Ohne Instrumentalbegleitung, einfach mit dem Klang ihrer bombastischen Stimmen führten Viacheslav Yeromin, Aliaksandr Lastouski, Siarhei Malkin, Ryhor Shulha, Nikolai Bykow, Uladzimir Salodki und Dmitriy Beloo die Zuhörer durch die Klangwelten russischer und osteuropäischer Musik. Ihr Erscheinungsbild in schwarzer Kosakenuniform und in streng militärischer Haltung vermittelte direkt das passende Flair. Mit alten Kirchengesängen begannen sie das Konzert. Die Erhabenheit dieser Lieder brachte die Zuhörer schnell dazu, still und andächtig den Stimmen lauschten. Unter musikalischer Leitung des Dirigenten Maxim Kowalew sangen die Don Kosaken abwechselnd Kirchen- und Volkslieder. Mal war der gesamte Chor zu hören, etwa beim georgischen Volkslied Suleika, dann traten wieder Solisten in den Vordergrund. Bei dem bekannten russischen Lied „Vetsherni zvon“ (Abendglocken) intonierte der Chor den Klang dunkler Glocken, während Solist Ryhor Schulha in den Vordergrund trat und das Lied eindrucksvoll vortrug. Zum Repertoire gehörte auch das „Ave Maria“ von Johann Sebastian Bach und Charles Gounod.
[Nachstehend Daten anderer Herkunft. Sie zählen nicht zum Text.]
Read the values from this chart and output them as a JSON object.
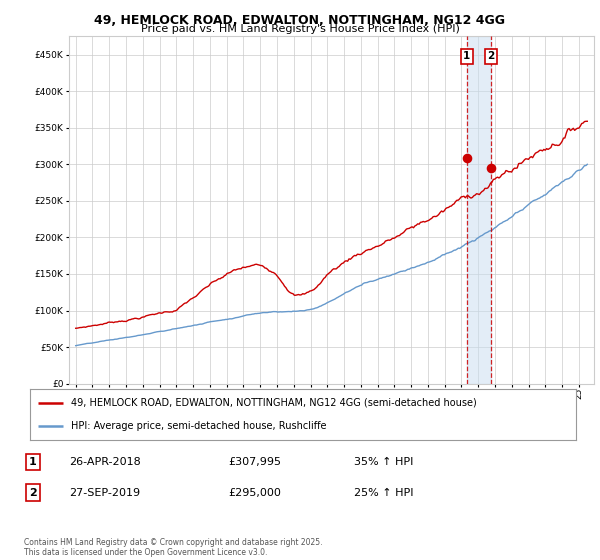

Einen Höhepunkt des Abends erzeugte der russische Männerchor, als er zum Ende des Konzerts hin das deutsche Wiegenlied „Guten Abend, gute Nacht“ in der Vertonung von Johannes Brahms anstimmte. Das Publikum, bis dahin andächtig stumm, stimmte schnell mit ein und sang lautstark mit.